During a withdrawal reflex, the flexors in the withdrawing limb contract and the extensors relax, while in the other limb, the opposite occurs as part of the crossed extensor reflex. To provide a more clear explanation, this opposite occurrence means one limb with perform flexion at the hip and knee with the extensors relaxed, while the other limb will perform extension at the hip and knee while flexors are relaxed.
Besides shifting the body weight to the other side, the reflex pathway is also associated with leg coordination when walking by flexing muscle on one side, while extending muscle on the other side.
This crossed extensor response is properly part of the withdrawal reflex.

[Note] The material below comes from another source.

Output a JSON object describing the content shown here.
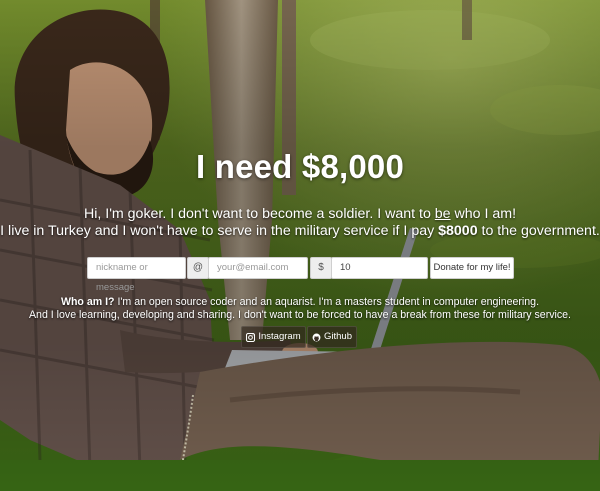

An example of this is when a person steps on a nail: The leg that is stepping on the nail pulls away, while the other leg takes the weight of the whole body.

The crossed extensor reflex is contralateral, meaning the reflex occurs on the opposite side of the body from the stimulus.

To produce this reflex, branches of the afferent nerve fibers cross from the stimulated side of the body to the contralateral side of the spinal cord. There, they synapse with interneurons, which, in turn, excite or inhibit alpha motor neurons to the muscles of the contralateral limb.

In the ipsilateral leg (the one which steps on the nail), the flexors contract and the extensors relax to lift the leg from the ground. On the contralateral side (the one that bears all the weight), the flexors relax and the extensors contract to stiffen the leg since it must suddenly support the entire weight of the body. At the same time, signals travel up the spinal cord and cause contraction of the contralateral muscles of the hip and abdomen to shift the body’s center of gravity over the extended leg. To a large extent, the coordination of all these muscles and maintenance of equilibrium is mediated by the cerebellum and cerebral cortex.